Today my father lives in a small efficiency, somewhere far away from Miami, where he arrived a few years ago after never wanting to leave Cuba, but after I left, and the people of the neighborhood left, and our town was practically empty, with the store almost empty, the discotheque empty, the arcade empty, he left too. There remains, still, the statue of a bronze corroded by time, so corroded that at any moment it could collapse. Sometimes I call my dad, and I don't have much to say to him. Sometimes the calls last a minute. Sometimes two. We talk about the same thing. How his job as a gardener went, how my job as a journalist went. What he ate, what I ate. If he's already going to sleep, if I go to bed earlier. I call him on his new phone number with pain and sometimes even guilt: he is far from home, from the yard that was once full of dogs, ducks, pigeons, rabbits and pheasants. From the town on the coast, wide and inhabited by the most mysterious shapes the sea has.

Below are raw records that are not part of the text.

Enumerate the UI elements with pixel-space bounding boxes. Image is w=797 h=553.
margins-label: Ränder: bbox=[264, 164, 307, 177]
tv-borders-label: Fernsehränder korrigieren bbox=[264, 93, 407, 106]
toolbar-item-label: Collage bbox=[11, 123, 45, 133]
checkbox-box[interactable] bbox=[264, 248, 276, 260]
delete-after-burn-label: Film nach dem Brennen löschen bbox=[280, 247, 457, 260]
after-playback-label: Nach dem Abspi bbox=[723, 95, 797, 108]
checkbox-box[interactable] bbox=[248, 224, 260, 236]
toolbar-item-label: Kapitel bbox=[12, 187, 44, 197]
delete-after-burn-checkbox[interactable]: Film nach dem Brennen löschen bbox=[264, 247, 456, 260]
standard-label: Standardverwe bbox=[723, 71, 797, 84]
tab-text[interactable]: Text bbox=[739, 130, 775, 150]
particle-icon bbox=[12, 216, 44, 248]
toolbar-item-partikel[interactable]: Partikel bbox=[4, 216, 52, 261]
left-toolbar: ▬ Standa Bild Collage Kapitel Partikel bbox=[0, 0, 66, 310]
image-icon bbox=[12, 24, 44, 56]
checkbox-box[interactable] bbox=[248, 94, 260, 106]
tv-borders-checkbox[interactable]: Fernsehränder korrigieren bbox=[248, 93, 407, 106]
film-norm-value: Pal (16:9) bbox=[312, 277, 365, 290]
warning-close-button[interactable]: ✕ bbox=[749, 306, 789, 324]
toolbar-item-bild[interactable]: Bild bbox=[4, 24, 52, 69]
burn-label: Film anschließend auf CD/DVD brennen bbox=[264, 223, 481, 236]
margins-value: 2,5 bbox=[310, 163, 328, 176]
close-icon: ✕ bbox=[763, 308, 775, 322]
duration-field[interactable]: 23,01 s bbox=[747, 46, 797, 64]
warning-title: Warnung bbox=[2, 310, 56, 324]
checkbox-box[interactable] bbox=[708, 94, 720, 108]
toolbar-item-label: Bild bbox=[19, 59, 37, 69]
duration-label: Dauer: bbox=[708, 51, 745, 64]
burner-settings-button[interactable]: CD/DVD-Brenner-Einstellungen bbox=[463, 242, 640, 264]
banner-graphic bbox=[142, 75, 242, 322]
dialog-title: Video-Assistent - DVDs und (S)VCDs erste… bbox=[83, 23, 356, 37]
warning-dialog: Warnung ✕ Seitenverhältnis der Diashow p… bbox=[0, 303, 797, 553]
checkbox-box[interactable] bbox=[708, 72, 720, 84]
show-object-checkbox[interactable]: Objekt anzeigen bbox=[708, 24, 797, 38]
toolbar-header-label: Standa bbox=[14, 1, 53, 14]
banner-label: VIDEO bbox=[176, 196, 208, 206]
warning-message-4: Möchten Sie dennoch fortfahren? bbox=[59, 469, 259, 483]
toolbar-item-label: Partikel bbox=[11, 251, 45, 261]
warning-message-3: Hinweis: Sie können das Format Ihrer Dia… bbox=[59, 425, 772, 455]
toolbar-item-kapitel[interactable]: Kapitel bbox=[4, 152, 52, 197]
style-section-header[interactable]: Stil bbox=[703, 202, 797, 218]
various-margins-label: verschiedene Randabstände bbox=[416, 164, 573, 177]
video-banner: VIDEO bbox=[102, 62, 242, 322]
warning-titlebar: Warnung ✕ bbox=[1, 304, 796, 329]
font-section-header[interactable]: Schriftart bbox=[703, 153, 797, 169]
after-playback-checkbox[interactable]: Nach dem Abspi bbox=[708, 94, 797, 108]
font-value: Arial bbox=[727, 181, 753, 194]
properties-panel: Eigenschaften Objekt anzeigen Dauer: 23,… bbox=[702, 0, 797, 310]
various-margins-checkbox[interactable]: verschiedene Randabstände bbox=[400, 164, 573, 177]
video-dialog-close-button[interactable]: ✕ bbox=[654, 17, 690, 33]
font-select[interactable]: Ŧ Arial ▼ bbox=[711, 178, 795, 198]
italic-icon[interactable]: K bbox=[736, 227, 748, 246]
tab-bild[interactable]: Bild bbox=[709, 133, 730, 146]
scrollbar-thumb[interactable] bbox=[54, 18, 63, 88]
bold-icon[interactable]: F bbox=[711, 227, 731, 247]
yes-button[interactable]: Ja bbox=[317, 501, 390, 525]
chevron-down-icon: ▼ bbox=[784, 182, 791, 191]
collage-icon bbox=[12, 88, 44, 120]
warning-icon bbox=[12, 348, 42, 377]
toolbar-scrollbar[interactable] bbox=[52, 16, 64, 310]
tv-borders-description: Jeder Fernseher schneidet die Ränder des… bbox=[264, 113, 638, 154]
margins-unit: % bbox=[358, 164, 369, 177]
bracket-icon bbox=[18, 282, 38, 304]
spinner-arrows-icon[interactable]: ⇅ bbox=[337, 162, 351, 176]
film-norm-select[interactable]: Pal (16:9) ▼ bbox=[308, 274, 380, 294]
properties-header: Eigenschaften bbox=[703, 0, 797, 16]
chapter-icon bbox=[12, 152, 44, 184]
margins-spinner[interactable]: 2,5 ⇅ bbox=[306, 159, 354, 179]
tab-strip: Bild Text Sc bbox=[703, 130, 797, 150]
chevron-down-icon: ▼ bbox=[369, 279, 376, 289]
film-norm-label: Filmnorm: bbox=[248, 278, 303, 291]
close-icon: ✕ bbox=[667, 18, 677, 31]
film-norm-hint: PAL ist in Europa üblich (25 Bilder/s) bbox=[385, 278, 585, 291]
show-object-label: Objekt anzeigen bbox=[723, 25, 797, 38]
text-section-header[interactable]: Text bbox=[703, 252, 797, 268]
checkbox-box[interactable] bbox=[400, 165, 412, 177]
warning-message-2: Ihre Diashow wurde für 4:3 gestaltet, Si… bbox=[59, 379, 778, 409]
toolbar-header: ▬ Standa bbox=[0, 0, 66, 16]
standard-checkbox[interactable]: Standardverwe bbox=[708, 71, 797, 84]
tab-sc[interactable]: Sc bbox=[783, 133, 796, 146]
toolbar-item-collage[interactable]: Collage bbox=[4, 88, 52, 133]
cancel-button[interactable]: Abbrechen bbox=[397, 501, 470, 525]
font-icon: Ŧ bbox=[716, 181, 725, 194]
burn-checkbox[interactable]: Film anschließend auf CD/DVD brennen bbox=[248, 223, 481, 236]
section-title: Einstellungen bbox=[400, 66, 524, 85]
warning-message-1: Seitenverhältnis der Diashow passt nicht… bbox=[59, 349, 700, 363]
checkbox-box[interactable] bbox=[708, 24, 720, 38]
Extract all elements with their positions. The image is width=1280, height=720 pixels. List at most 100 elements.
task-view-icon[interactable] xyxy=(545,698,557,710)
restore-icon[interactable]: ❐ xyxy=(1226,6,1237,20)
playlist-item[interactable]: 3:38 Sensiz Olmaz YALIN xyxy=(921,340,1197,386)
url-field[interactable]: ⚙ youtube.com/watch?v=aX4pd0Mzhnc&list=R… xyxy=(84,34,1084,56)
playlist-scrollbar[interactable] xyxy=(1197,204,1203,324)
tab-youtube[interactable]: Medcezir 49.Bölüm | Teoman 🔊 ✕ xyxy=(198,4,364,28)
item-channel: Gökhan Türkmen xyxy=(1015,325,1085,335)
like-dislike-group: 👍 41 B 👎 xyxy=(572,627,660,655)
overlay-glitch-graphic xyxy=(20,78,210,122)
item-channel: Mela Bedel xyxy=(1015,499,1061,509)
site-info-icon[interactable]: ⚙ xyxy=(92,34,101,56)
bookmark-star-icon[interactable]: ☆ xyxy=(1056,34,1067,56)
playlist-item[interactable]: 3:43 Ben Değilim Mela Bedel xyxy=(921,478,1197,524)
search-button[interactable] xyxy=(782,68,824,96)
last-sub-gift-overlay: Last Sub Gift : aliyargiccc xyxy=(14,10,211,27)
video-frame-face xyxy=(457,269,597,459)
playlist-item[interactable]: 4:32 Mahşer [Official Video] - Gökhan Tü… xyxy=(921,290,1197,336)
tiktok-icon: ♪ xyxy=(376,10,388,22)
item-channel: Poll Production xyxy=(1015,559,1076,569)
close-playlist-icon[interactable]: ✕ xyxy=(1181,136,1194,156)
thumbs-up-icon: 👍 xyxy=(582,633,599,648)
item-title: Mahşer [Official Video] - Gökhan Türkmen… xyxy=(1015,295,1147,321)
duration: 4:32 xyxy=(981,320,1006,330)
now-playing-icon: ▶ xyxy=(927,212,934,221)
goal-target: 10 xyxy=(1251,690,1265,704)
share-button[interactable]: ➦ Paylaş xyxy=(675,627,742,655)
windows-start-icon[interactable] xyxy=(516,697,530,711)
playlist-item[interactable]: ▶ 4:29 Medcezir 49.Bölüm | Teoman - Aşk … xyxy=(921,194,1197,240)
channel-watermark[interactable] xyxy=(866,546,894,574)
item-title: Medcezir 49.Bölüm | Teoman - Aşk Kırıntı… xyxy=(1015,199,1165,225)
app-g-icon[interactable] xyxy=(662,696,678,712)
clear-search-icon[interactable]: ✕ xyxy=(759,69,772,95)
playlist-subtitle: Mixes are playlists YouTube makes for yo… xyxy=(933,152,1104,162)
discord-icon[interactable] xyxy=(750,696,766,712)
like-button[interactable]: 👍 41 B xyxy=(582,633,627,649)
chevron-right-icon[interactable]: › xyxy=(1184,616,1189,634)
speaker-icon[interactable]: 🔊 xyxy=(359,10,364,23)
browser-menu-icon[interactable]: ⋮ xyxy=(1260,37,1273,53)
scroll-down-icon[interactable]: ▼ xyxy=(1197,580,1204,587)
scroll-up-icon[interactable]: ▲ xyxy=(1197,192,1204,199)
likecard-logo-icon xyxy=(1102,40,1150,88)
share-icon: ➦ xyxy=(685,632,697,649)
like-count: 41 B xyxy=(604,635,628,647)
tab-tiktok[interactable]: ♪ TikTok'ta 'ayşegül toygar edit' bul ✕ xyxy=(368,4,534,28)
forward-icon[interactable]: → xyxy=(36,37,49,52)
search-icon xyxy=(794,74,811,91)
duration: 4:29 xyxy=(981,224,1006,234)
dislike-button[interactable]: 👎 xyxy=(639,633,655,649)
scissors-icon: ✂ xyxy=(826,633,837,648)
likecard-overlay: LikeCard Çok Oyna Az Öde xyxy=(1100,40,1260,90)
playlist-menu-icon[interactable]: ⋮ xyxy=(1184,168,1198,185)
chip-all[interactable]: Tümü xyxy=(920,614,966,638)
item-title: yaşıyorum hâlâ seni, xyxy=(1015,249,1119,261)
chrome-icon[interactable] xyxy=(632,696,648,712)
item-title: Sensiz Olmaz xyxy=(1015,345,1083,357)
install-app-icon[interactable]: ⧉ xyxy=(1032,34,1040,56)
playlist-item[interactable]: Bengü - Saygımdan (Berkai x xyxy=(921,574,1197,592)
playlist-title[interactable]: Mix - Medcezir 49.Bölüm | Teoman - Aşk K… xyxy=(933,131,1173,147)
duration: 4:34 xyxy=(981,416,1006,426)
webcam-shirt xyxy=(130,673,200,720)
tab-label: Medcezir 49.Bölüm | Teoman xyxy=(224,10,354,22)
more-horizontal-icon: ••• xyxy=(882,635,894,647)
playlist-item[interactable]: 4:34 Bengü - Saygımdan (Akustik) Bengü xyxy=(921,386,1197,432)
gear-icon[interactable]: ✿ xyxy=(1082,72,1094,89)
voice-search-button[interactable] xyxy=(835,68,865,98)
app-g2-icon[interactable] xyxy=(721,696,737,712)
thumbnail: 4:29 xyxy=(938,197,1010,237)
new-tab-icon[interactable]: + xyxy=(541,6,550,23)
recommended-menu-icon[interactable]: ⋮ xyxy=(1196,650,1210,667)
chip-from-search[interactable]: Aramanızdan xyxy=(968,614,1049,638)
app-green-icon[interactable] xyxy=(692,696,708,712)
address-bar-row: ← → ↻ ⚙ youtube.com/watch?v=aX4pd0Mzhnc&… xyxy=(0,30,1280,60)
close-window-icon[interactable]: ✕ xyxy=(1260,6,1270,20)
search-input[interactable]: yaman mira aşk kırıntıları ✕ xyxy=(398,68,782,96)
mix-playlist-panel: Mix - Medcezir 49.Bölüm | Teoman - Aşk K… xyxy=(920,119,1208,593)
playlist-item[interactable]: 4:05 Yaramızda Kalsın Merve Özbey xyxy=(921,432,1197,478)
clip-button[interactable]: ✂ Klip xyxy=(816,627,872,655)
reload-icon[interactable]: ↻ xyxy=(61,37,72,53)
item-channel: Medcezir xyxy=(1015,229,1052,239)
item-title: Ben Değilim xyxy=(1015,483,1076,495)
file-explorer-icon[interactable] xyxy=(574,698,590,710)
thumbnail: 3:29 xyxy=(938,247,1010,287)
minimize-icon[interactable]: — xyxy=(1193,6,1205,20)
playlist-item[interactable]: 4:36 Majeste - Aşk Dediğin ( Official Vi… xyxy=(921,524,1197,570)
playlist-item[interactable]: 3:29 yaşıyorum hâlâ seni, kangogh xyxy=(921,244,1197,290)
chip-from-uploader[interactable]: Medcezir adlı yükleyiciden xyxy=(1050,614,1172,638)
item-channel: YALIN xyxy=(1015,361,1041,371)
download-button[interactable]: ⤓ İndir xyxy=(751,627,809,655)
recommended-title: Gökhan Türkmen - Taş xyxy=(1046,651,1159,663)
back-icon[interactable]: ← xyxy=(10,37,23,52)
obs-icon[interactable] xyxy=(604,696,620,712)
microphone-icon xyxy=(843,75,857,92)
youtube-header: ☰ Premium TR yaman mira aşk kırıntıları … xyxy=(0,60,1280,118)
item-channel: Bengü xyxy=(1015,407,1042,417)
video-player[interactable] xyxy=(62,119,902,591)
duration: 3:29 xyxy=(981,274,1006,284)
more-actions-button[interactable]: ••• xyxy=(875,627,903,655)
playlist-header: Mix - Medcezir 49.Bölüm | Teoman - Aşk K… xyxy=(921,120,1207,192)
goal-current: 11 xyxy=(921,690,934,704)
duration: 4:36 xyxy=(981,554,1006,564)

We're in the same country now, and we've probably never been further apart. I know he knows; he knows I know. Very regularly I stop by to see him, looking for something that was—my father who makes jokes, who teases, who whistles, who makes batches of meals for all my hungry friends. But he's gone. He's an aging, sad, lonely, quiet, diminished dad, pruning not the plants in his yard, but those of a wealthy Miami family. We don't know how to do it differently. Some things make sense only in certain places. My dad is my dad wherever, but only he and I know what it means to be him and me in our house in Baracoa Beach. I don't tell him, but I want to hug him and go back to the time together when I was nine, ten, eleven years old. It's not going to happen. No one has found a way to go back to a place that doesn't exist.